Soybean lecithin in an apolar organic solvent, on addition of water, forms an
entangled dynamic network of long and flexible worm-like multi-molecular
aggregates termed as ‘organogels.’ 8 These are characterized
by high viscosity and complete optical transparency. Lecithin organogels are emerging as carriers for drug molecules with
diverse physicochemical properties including macromolecules9. Transdermal transport
rates of scopolamine and broxaterol from lecithin organogels were faster than
commercial patches. 9 Similarly,
improved skin penetration of indomethacin and diclofenac has been observed with
lecithin-based organogels in isopropyl palmitate.10 Piroxicam has
been successfully incorporated in lecithin organogels.11 Recently
results have shown that ketorolac tromethamine could be incorporated at high
concentrations into lecithin organogels. 12
Thus,
with the inflow of several research reports on the varied fundamental aspects
of lecithin organogels, along with some promising results on the front of drug
delivery, these systems can be seen as potential tools in the field of topical
drug delivery applications. However, lecithin organogels has not been evaluated
for improving the drug stability till date.
The
present research work was undertaken to enhance EM hydrolytic resistance and to
improve its penetration through the skin.
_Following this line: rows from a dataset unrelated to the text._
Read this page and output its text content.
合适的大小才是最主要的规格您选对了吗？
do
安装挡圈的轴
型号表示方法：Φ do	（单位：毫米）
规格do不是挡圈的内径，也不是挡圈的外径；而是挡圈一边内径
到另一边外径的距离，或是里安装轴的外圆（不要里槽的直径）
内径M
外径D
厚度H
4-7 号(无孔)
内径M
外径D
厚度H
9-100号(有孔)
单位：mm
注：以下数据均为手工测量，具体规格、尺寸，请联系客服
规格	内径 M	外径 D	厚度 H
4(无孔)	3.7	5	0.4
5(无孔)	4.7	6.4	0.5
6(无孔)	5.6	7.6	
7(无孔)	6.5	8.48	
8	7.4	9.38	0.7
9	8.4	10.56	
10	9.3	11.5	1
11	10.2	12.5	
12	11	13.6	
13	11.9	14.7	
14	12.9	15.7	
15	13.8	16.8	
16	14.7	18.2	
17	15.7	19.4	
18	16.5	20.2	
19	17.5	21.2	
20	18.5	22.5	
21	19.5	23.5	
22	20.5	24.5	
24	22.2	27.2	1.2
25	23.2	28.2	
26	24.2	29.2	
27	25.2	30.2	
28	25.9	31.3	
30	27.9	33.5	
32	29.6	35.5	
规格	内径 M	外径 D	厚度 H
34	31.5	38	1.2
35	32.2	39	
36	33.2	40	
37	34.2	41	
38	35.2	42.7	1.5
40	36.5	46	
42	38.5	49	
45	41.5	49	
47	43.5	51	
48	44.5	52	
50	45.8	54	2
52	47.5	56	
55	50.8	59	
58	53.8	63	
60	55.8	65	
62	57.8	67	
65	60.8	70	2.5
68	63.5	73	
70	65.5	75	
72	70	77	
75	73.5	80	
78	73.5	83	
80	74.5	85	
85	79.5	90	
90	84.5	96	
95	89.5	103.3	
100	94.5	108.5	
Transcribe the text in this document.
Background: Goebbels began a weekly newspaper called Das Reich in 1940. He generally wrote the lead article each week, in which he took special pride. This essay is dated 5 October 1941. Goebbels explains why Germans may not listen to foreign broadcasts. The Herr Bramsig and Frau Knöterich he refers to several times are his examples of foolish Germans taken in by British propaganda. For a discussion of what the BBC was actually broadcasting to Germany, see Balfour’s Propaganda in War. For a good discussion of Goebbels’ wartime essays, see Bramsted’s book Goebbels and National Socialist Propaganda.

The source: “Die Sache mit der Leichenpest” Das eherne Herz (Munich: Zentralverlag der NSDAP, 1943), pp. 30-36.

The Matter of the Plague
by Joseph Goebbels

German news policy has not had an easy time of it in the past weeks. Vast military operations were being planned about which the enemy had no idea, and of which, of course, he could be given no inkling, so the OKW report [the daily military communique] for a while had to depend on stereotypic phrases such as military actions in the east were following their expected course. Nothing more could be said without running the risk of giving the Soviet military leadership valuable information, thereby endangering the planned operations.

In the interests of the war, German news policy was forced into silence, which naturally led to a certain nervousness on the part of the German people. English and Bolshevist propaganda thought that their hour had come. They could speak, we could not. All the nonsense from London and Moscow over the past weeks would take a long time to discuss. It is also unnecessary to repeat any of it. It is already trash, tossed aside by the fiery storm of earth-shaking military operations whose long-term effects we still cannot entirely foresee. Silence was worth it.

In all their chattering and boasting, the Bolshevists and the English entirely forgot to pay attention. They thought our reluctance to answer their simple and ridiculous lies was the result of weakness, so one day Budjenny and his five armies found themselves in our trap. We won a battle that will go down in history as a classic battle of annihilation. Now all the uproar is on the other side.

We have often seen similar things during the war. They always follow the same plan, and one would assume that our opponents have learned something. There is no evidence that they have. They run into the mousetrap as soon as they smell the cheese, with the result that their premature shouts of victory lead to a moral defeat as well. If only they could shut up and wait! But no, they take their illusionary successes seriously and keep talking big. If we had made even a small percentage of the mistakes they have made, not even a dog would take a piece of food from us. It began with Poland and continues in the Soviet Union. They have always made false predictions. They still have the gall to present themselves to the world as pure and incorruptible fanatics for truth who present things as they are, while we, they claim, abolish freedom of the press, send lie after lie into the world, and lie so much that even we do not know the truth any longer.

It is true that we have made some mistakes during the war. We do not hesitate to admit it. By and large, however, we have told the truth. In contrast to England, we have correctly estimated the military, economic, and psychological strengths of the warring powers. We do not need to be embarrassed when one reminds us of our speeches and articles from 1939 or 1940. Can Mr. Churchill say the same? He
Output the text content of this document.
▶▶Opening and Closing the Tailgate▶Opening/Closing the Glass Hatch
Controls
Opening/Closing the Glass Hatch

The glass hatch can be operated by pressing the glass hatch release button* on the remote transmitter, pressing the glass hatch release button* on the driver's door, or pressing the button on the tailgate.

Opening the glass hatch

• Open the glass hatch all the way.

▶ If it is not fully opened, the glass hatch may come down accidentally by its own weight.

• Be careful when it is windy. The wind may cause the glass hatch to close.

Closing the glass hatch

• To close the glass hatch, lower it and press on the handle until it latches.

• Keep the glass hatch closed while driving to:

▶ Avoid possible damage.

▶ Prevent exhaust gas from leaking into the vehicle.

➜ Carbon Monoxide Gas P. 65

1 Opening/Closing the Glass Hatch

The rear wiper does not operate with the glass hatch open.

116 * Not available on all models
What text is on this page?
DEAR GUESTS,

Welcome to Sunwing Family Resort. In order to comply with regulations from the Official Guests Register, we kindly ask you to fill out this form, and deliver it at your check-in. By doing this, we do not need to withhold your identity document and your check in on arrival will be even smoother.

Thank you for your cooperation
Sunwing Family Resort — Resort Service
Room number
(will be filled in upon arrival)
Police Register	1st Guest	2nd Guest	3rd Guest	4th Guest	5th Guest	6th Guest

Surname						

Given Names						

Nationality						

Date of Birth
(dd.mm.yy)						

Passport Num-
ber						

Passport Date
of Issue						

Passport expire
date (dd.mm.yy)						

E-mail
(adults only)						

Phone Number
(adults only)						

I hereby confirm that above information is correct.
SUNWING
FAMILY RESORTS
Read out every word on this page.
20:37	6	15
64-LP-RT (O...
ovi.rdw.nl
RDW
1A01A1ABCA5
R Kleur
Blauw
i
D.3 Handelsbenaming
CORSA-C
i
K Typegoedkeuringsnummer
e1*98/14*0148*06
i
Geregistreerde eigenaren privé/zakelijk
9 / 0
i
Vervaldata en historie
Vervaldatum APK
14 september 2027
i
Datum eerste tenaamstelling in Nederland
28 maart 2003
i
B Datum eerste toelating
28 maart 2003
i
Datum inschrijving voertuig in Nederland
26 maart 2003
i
To achieve this objective we
formulated and evaluated lecithin based organogel containing EM. Lecithin
organogel was chosen as a matrices for delivering EM topically because (a) its
ability to solublilize guest molecules of different chemico- physical
properties; (b) its low acute and cumulative skin irritation potential; (c) its
chemical composition and thermo reversible nature; (d) its isotropicity
allowing the use of spectroscopic methods to detect possible structural changes
of the guest molecules and (e) its long term stability.13
MATERIAL
AND METHODS:
Soy
lecithin (Epikuron-200) was a generous gift from Degussa Bioactive (Germany). Erythromycin base was kindly supplied as gift sample by IPCA Lab. Ltd. (Mumbai, India). Carbopol 940, triethanolamine, propylene glycol, isopropyl alcohol, IPM
were purchased from S.D.Fine chemicals. (Mumbai, India) and all were of AR
grade. Micrococus luteus (ATCC 9341) culture was obtained from Indoco
Pvt. Ltd. (Mumbai, India). Double distilled water was used through out the
experiment.
HPLC Analysis of EM
The
standard solutions of EM were prepared in the range of 0.5 -2.5 mg/ml in the
mobile phase [Acetonitrile-0.2M Ammonium acetate- Methanol-Water (35: 15: 5: 45)]. HPLC analysis of EM was performed using a Jasco SERIES 2000 pump set, 1 ml/min
flow rate and a Spectra Jasco SERIES UV 2075 detector. The column used was
Hypersil C-18 (250 mm X 4.6 mm, 5.0μm particle size). Jasco Borwin
version 1.5, LC-Net II/ADC software was used for data analysis. The correlation
coefficient of standard curve was found to be 0.9941.
Preparation of EM Gels
Lecithin
organogel were prepared according to a technique reported by Angela et al.14
Accurately weighed quantity of lecithin (15.2%, 22.8%, and 30.4% w/v)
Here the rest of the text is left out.